The First Suffering Servant Song
Fr. Lawrence Jagdfeld, O.F.M., Administrator
We read all four of the "Suffering Servant" songs on Monday, Tuesday, Wednesday and Friday of Holy Week. The Church has seen them as oracles that point toward Jesus' passion and death. However, all of them were written long before Jesus was born. They were, in fact, written as descriptions of the role of Israel in the world. Reading them in this light gives us a rather wonderful glimpse into what God had in mind when he formed Israel as his people. As people of the New Covenant, the New Dispensation, we can also read them as descriptions of the vocation of the community in which we live.
Today's passage indicates that Israel is to be a beacon for the rest of the world.

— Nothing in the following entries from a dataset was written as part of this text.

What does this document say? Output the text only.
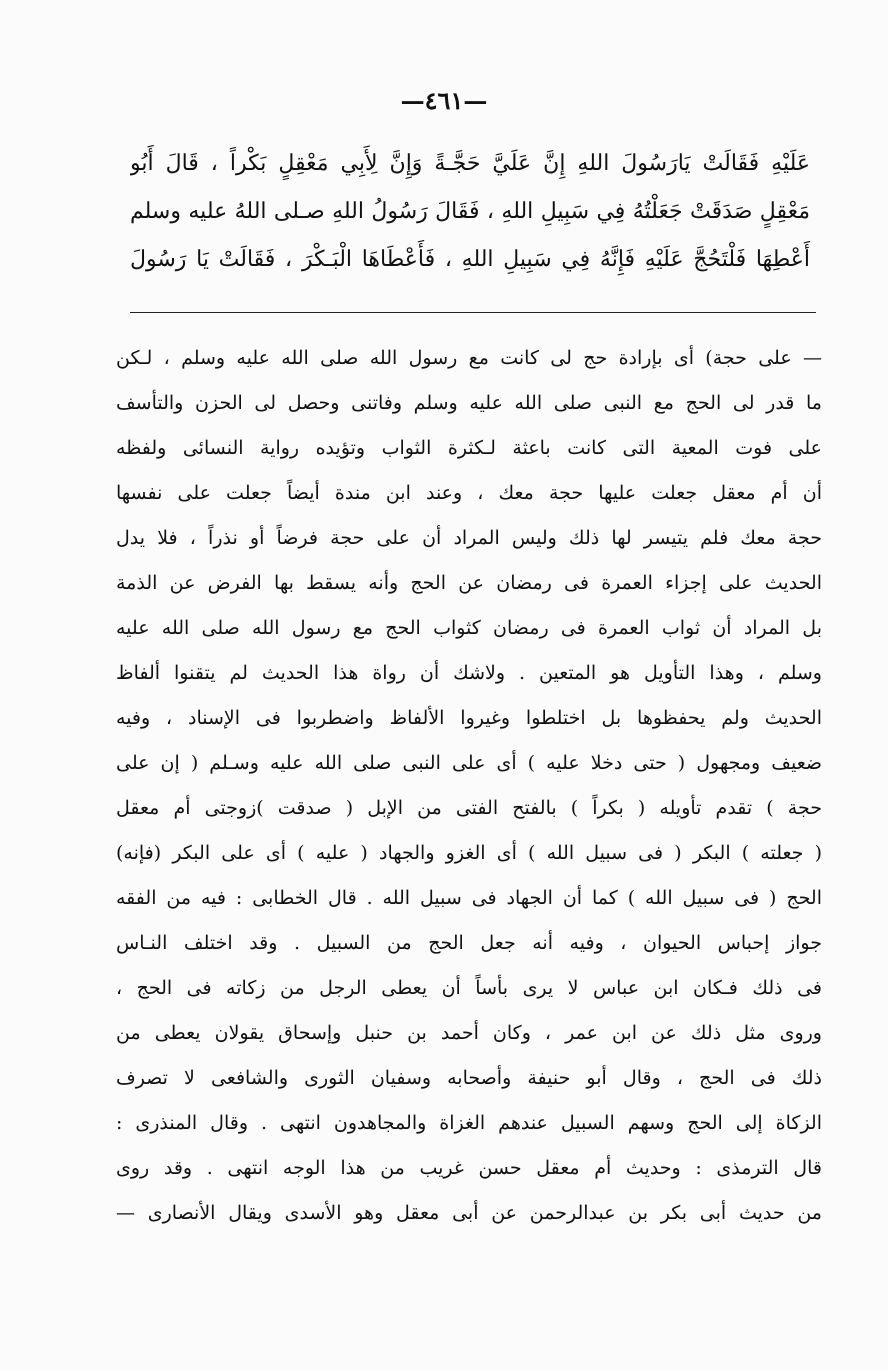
—٤٦١—
عَلَيْهِ فَقَالَتْ يَارَسُولَ اللهِ إِنَّ عَلَيَّ حَجَّـةً وَإِنَّ لِأَبِي مَعْقِلٍ بَكْراً ، قَالَ أَبُو
مَعْقِلٍ صَدَقَتْ جَعَلْتُهُ فِي سَبِيلِ اللهِ ، فَقَالَ رَسُولُ اللهِ صـلى اللهُ عليه وسلم
أَعْطِهَا فَلْتَحُجَّ عَلَيْهِ فَإِنَّهُ فِي سَبِيلِ اللهِ ، فَأَعْطَاهَا الْبَـكْرَ ، فَقَالَتْ يَا رَسُولَ
— على حجة) أى بإرادة حج لى كانت مع رسول الله صلى الله عليه وسلم ، لـكن
ما قدر لى الحج مع النبى صلى الله عليه وسلم وفاتنى وحصل لى الحزن والتأسف
على فوت المعية التى كانت باعثة لـكثرة الثواب وتؤيده رواية النسائى ولفظه
أن أم معقل جعلت عليها حجة معك ، وعند ابن مندة أيضاً جعلت على نفسها
حجة معك فلم يتيسر لها ذلك وليس المراد أن على حجة فرضاً أو نذراً ، فلا يدل
الحديث على إجزاء العمرة فى رمضان عن الحج وأنه يسقط بها الفرض عن الذمة
بل المراد أن ثواب العمرة فى رمضان كثواب الحج مع رسول الله صلى الله عليه
وسلم ، وهذا التأويل هو المتعين . ولاشك أن رواة هذا الحديث لم يتقنوا ألفاظ
الحديث ولم يحفظوها بل اختلطوا وغيروا الألفاظ واضطربوا فى الإسناد ، وفيه
ضعيف ومجهول ( حتى دخلا عليه ) أى على النبى صلى الله عليه وسـلم ( إن على
حجة ) تقدم تأويله ( بكراً ) بالفتح الفتى من الإبل ( صدقت )زوجتى أم معقل
( جعلته ) البكر ( فى سبيل الله ) أى الغزو والجهاد ( عليه ) أى على البكر (فإنه)
الحج ( فى سبيل الله ) كما أن الجهاد فى سبيل الله . قال الخطابى : فيه من الفقه
جواز إحباس الحيوان ، وفيه أنه جعل الحج من السبيل . وقد اختلف النـاس
فى ذلك فـكان ابن عباس لا يرى بأساً أن يعطى الرجل من زكاته فى الحج ،
وروى مثل ذلك عن ابن عمر ، وكان أحمد بن حنبل وإسحاق يقولان يعطى من
ذلك فى الحج ، وقال أبو حنيفة وأصحابه وسفيان الثورى والشافعى لا تصرف
الزكاة إلى الحج وسهم السبيل عندهم الغزاة والمجاهدون انتهى . وقال المنذرى :
قال الترمذى : وحديث أم معقل حسن غريب من هذا الوجه انتهى . وقد روى
من حديث أبى بكر بن عبدالرحمن عن أبى معقل وهو الأسدى ويقال الأنصارى —
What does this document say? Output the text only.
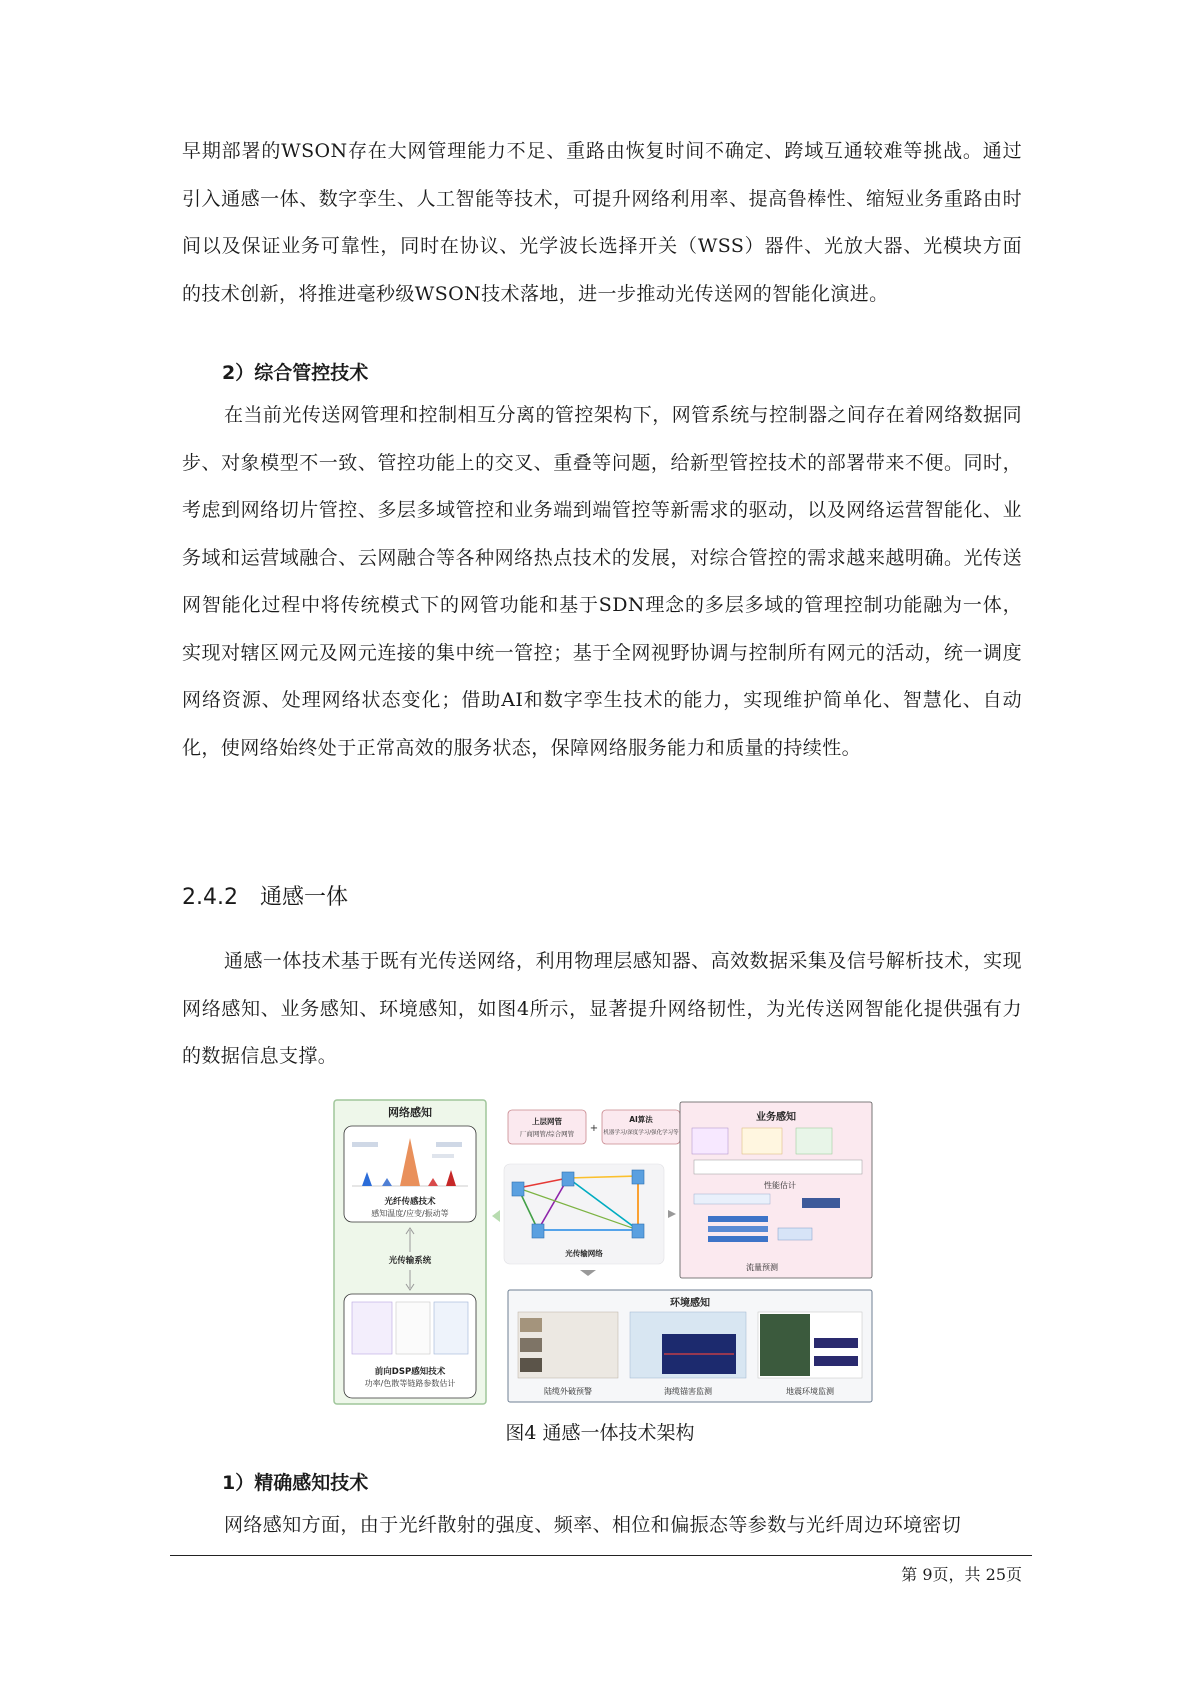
早期部署的WSON存在大网管理能力不足、重路由恢复时间不确定、跨域互通较难等挑战。通过引入通感一体、数字孪生、人工智能等技术，可提升网络利用率、提高鲁棒性、缩短业务重路由时间以及保证业务可靠性，同时在协议、光学波长选择开关（WSS）器件、光放大器、光模块方面的技术创新，将推进毫秒级WSON技术落地，进一步推动光传送网的智能化演进。

2）综合管控技术

在当前光传送网管理和控制相互分离的管控架构下，网管系统与控制器之间存在着网络数据同步、对象模型不一致、管控功能上的交叉、重叠等问题，给新型管控技术的部署带来不便。同时，考虑到网络切片管控、多层多域管控和业务端到端管控等新需求的驱动，以及网络运营智能化、业务域和运营域融合、云网融合等各种网络热点技术的发展，对综合管控的需求越来越明确。光传送网智能化过程中将传统模式下的网管功能和基于SDN理念的多层多域的管理控制功能融为一体，实现对辖区网元及网元连接的集中统一管控；基于全网视野协调与控制所有网元的活动，统一调度网络资源、处理网络状态变化；借助AI和数字孪生技术的能力，实现维护简单化、智慧化、自动化，使网络始终处于正常高效的服务状态，保障网络服务能力和质量的持续性。

2.4.2 通感一体

通感一体技术基于既有光传送网络，利用物理层感知器、高效数据采集及信号解析技术，实现网络感知、业务感知、环境感知，如图4所示，显著提升网络韧性，为光传送网智能化提供强有力的数据信息支撑。

网络感知
光纤传感技术
感知温度/应变/振动等
光传输系统
前向DSP感知技术
功率/色散等链路参数估计
上层网管
厂商网管/综合网管 +
AI算法
机器学习/深度学习/强化学习等
光传输网络
业务感知
性能估计
流量预测
环境感知
陆缆外破预警	海缆锚害监测	地震环境监测

图4 通感一体技术架构

1）精确感知技术

网络感知方面，由于光纤散射的强度、频率、相位和偏振态等参数与光纤周边环境密切

第 9页，共 25页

I, the LORD, have called you for the victory of justice, I have grasped you by the hand; I formed you, and set you as a covenant of the people, a light for the nations, to open the eyes of the blind, to bring out prisoners from confinement, and from the dungeon, those who live in darkness (Isaiah 42:6-7).
The word "holy," means "set apart," "other than," or "different." Israel was called to be holy, to be other than, in the world. When people gazed upon this people, they were supposed to see a reflection of God. In this passage, it is God's justice which is evoked. Of course, it is also important to remember that the pattern of God's justice is mercy. Thus, the beacon of justice will bring God's saving power to those who are oppressed by the power of sin.
Jesus, who is God, is more than just a reflection of God's justice. He is the embodiment of God's justice, the incarnation of God's mercy. His suffering is the model for our own. Those of us who struggle with the effects of chronic illness and or disability are called to holiness by our willingness to unite our suffering with that of the Crucified Savior. In that way, we will be come beacons of God's justice, God's mercy in our world.